Particularly bad: interactive map shows extent of air pollution AirVisual
02 Dec
2016
New 3D maps reveal the extent of a near-invisible threat: microscopic pollutants

With billions of data points streamed daily from satellites and monitoring stations, a stunning, interactive map shows just how bad pollution has become in real time. Its heat display of dangerous red blobs bleeding from global capitals and industrial areas show how air pollution is a major concern for populations of cities.

The map was launched by french startup AirVisual to coincide with the end of the COP22 climate discussions in Marrakech. Its creators wanted to demonstrate our collective failure to meet our health standards while also equipping citizens with the tools to keep track of air pollution themselves. AirVisual also produces three-day pollution forecasts for more than 5,000 cities – weather reports fit for the Anthropocene.

chinaConcentrations of pollution over India, China and Jakarta in Indonesia (Image: AirVisual)

The state of the air is plotted against the Air Quality Index (AQI), an American standard of documenting a cocktail of harmful particles – carbon monoxide, sulfur dioxide, ground-level ozone, nitrogen dioxide and particle pollution. Especially dangerous is a form of particle pollution called PM2.5. This type of particulate matter is small (less than 2.5 micrometers) and can penetrate deep into human lungs and bloodstreams, causing health issues such as heart disease and asthma. According to the World Health Organization’s latest estimates, such related health problems cause the deaths of seven million people every year.

brazilPollution is high in South American cities Santiago, Sao Paulo and Rio de Janeiro but still exceed health standards over most of the continent (Image: AirVisual)

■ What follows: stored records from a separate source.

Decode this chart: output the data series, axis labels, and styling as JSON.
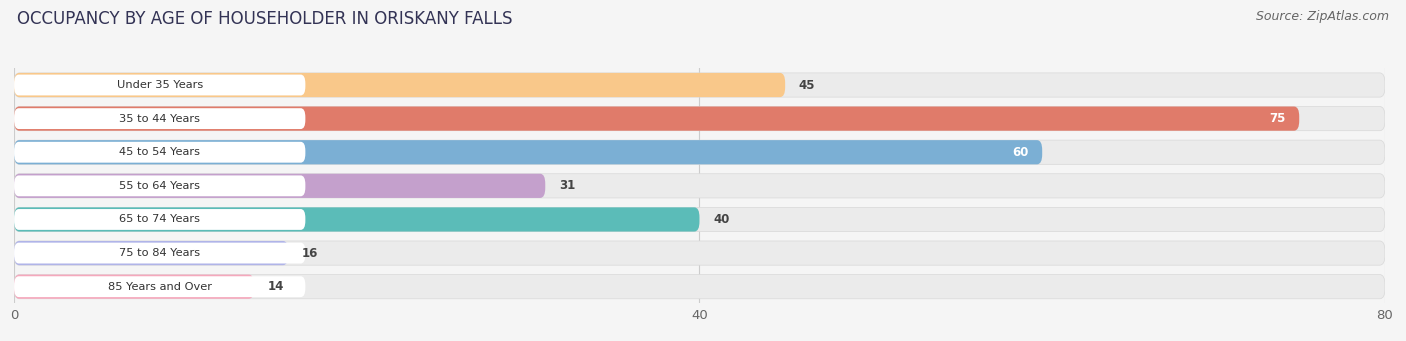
{
  "title": "OCCUPANCY BY AGE OF HOUSEHOLDER IN ORISKANY FALLS",
  "source": "Source: ZipAtlas.com",
  "categories": [
    "Under 35 Years",
    "35 to 44 Years",
    "45 to 54 Years",
    "55 to 64 Years",
    "65 to 74 Years",
    "75 to 84 Years",
    "85 Years and Over"
  ],
  "values": [
    45,
    75,
    60,
    31,
    40,
    16,
    14
  ],
  "bar_colors": [
    "#F9C88A",
    "#E07B6A",
    "#7BAFD4",
    "#C4A0CC",
    "#5BBCB8",
    "#B0B4E8",
    "#F5A8BC"
  ],
  "bar_bg_colors": [
    "#EBEBEB",
    "#EBEBEB",
    "#EBEBEB",
    "#EBEBEB",
    "#EBEBEB",
    "#EBEBEB",
    "#EBEBEB"
  ],
  "value_label_inside": [
    false,
    true,
    true,
    false,
    false,
    false,
    false
  ],
  "xlim": [
    0,
    80
  ],
  "xticks": [
    0,
    40,
    80
  ],
  "title_fontsize": 12,
  "source_fontsize": 9,
  "background_color": "#f5f5f5",
  "white_label_bg": "#ffffff"
}
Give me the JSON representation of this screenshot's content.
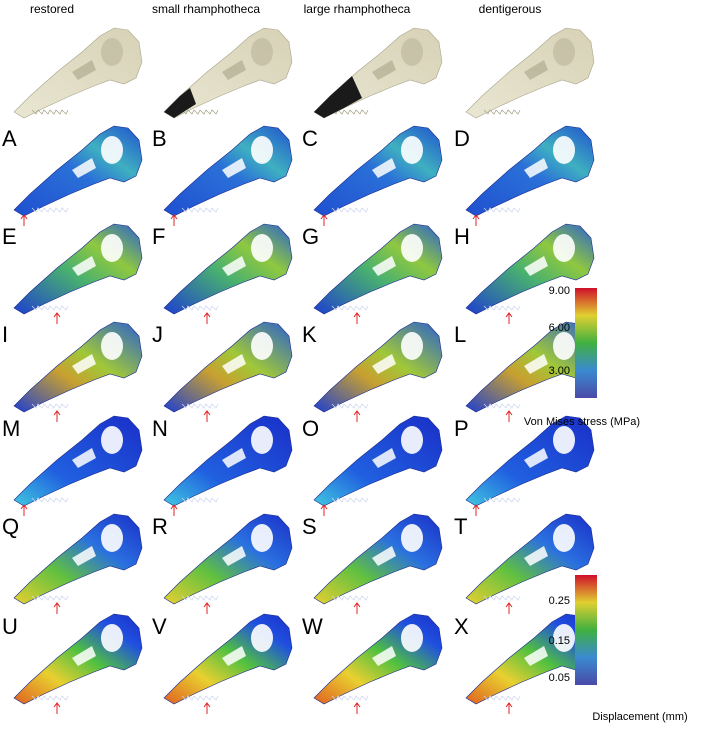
{
  "column_headers": [
    "restored",
    "small rhamphotheca",
    "large rhamphotheca",
    "dentigerous"
  ],
  "panel_labels": [
    "A",
    "B",
    "C",
    "D",
    "E",
    "F",
    "G",
    "H",
    "I",
    "J",
    "K",
    "L",
    "M",
    "N",
    "O",
    "P",
    "Q",
    "R",
    "S",
    "T",
    "U",
    "V",
    "W",
    "X"
  ],
  "stress_scale": {
    "ticks": [
      "9.00",
      "6.00",
      "3.00"
    ],
    "caption": "Von Mises stress (MPa)"
  },
  "displacement_scale": {
    "ticks": [
      "0.25",
      "0.15",
      "0.05"
    ],
    "caption": "Displacement (mm)"
  }
}
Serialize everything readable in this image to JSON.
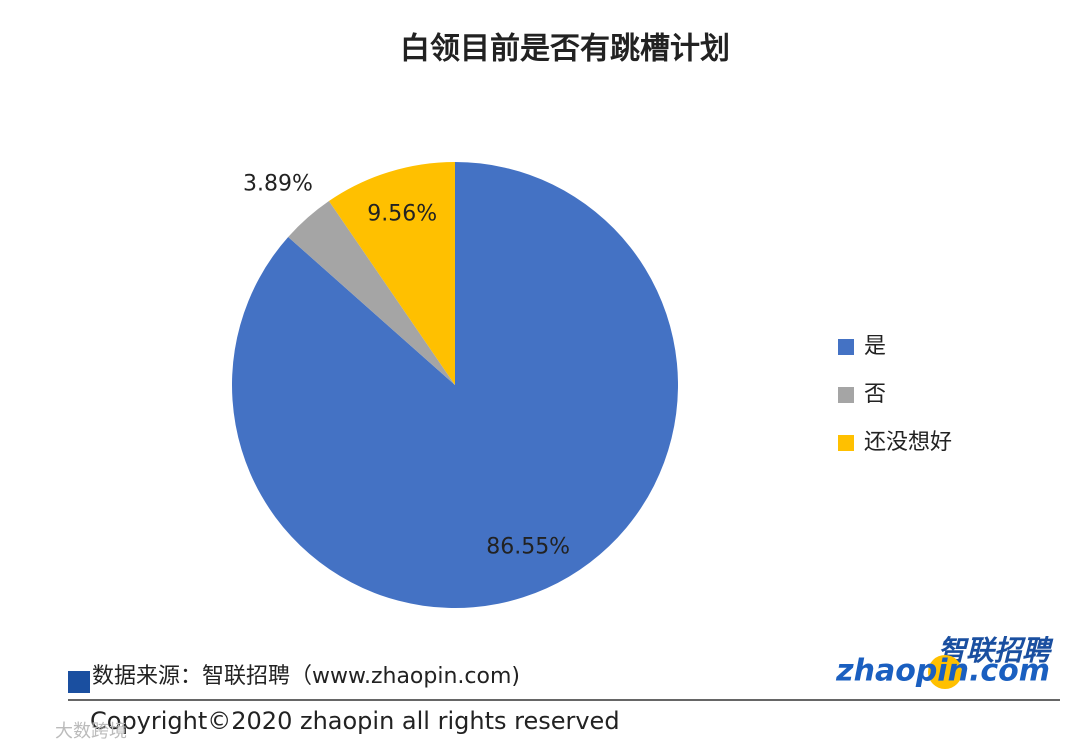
{
  "chart_data": {
    "type": "pie",
    "title": "白领目前是否有跳槽计划",
    "categories": [
      "是",
      "否",
      "还没想好"
    ],
    "values": [
      86.55,
      3.89,
      9.56
    ],
    "value_labels": [
      "86.55%",
      "3.89%",
      "9.56%"
    ],
    "colors": [
      "#4472c4",
      "#a5a5a5",
      "#ffc000"
    ],
    "legend": "right"
  },
  "source": "数据来源：智联招聘（www.zhaopin.com)",
  "copyright": "Copyright©2020 zhaopin all rights reserved",
  "logo": {
    "chinese": "智联招聘",
    "english": "zhaopin.com"
  },
  "watermark": "大数跨境"
}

PM2.5 is thought by the WHO to be the best indicator of the level of health risks, and it considers a concentration greater than ten micrograms per cubic metre to qualify as a hazard. So, while the red clouds above cities are the most alarming, beware the greens too. For example, while it is unsurprising to see warm colours over India and eastern China, it is perhaps more worrying to see how far these plumes extend out to sea. Meanwhile, the accompanying wind speeds and directional arrows give an idea of how these pollutants are spreading from their emitters, most often from factories, car exhausts and from burning wood.